West African military leaders will gather in Ghana on Thursday to plan a possible intervention to overthrow Niger’s coup.
Concerned about a regional takeover cascade, the Economic Community of West African States (ECOWAS) has agreed to establish a “standby force to restore constitutional order” in Niger.
The top brass gathering on Thursday and Friday comes after more militant carnage in the country, with terrorists murdering at least 17 soldiers in an ambush.
According to Niger’s defense ministry, an army detachment was “the victim of a terrorist ambush near the town of Koutougou” in the Tillaberi region near Burkina Faso on Tuesday.
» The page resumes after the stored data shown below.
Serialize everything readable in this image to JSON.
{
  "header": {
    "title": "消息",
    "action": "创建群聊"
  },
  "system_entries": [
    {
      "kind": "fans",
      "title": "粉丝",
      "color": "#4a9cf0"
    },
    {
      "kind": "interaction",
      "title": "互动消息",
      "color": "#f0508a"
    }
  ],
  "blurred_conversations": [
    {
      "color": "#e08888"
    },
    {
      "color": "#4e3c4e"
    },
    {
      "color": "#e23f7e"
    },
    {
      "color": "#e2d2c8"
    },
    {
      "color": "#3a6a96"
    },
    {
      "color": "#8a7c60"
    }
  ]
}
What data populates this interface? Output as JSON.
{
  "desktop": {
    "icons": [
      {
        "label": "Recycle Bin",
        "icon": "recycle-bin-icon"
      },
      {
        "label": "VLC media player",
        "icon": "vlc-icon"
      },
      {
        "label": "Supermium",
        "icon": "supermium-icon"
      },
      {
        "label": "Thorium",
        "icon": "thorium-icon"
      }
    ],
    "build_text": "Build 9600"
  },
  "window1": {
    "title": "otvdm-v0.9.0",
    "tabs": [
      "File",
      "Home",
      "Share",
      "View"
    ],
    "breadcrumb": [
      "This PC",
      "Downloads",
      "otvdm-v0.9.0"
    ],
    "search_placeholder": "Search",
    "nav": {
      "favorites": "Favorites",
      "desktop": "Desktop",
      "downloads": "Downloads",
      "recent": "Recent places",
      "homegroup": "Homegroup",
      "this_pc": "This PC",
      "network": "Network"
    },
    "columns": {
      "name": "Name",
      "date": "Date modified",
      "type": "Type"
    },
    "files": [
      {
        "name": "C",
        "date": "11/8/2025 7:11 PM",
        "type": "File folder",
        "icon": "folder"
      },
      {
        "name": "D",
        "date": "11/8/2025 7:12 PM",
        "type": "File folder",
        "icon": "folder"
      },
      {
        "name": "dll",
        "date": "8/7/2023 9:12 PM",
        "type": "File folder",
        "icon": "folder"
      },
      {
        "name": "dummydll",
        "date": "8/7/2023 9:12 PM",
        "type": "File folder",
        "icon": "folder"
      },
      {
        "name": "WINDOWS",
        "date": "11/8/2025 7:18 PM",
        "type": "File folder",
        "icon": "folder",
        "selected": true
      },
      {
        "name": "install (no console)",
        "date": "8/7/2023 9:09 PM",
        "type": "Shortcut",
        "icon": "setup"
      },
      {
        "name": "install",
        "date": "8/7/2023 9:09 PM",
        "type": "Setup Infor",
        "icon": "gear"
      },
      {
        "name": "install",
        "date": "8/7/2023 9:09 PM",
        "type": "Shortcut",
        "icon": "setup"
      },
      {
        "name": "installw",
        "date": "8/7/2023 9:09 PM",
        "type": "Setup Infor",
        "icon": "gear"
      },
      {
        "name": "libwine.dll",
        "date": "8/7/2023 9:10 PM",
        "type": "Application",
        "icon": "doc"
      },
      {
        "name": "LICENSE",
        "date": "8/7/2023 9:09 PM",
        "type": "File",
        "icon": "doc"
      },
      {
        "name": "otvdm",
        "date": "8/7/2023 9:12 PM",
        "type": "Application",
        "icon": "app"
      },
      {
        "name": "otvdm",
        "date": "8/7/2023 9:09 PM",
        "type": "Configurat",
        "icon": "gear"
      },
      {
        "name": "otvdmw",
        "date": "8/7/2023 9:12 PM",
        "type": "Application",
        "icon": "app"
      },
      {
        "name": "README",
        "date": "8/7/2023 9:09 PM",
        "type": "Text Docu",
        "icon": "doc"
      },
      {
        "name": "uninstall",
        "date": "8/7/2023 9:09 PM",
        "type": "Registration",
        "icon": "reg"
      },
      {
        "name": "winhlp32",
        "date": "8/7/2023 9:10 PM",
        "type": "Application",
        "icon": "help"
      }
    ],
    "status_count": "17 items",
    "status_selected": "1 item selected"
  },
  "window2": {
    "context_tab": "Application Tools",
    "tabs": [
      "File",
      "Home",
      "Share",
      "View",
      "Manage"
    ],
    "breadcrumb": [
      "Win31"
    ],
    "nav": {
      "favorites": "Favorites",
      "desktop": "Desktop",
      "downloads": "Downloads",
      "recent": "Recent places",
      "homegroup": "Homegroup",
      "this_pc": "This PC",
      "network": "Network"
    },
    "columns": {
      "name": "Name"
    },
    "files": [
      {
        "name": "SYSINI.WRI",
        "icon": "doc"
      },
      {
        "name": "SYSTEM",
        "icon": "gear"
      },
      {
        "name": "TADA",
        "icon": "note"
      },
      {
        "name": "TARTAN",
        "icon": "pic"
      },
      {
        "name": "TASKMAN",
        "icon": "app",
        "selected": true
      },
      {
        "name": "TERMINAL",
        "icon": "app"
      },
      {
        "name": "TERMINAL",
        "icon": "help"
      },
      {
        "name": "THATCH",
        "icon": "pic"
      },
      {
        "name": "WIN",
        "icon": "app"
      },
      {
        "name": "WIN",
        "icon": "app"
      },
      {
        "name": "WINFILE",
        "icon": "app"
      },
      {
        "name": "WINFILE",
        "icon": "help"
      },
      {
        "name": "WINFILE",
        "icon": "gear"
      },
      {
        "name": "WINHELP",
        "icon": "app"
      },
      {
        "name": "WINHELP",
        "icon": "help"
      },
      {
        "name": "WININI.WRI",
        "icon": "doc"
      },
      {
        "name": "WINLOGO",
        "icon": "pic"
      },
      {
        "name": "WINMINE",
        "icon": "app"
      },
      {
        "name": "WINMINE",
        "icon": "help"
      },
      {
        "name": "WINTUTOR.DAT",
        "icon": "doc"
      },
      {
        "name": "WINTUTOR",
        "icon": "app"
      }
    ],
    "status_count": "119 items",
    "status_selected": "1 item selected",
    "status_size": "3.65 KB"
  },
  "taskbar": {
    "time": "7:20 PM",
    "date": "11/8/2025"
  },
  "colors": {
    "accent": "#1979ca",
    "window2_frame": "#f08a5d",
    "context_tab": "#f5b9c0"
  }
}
Twenty more soldiers were injured, six of them badly, in the most devastating casualties since the July 26 coup.
Jihadist insurgencies have engulfed Africa’s Sahel area for almost a decade, beginning in northern Mali in 2012 and expanding to neighboring Niger and Burkina Faso in 2015.
The “three borders” area between the countries is frequently the target of attacks by Islamic State and Al-Qaeda-affiliated militants.
Thousands of troops, police officials, and civilians have been slain in the region’s instability, and millions have been forced to abandon their homes.
Anger at the bloodshed has fueled military coups in all three countries since 2020, with Niger being the most recent to collapse, with its elected President Mohamed Bazoum deposed on July 26.
The generals who detained Bazoum said that the coup was prompted by a “deteriorating security situation.”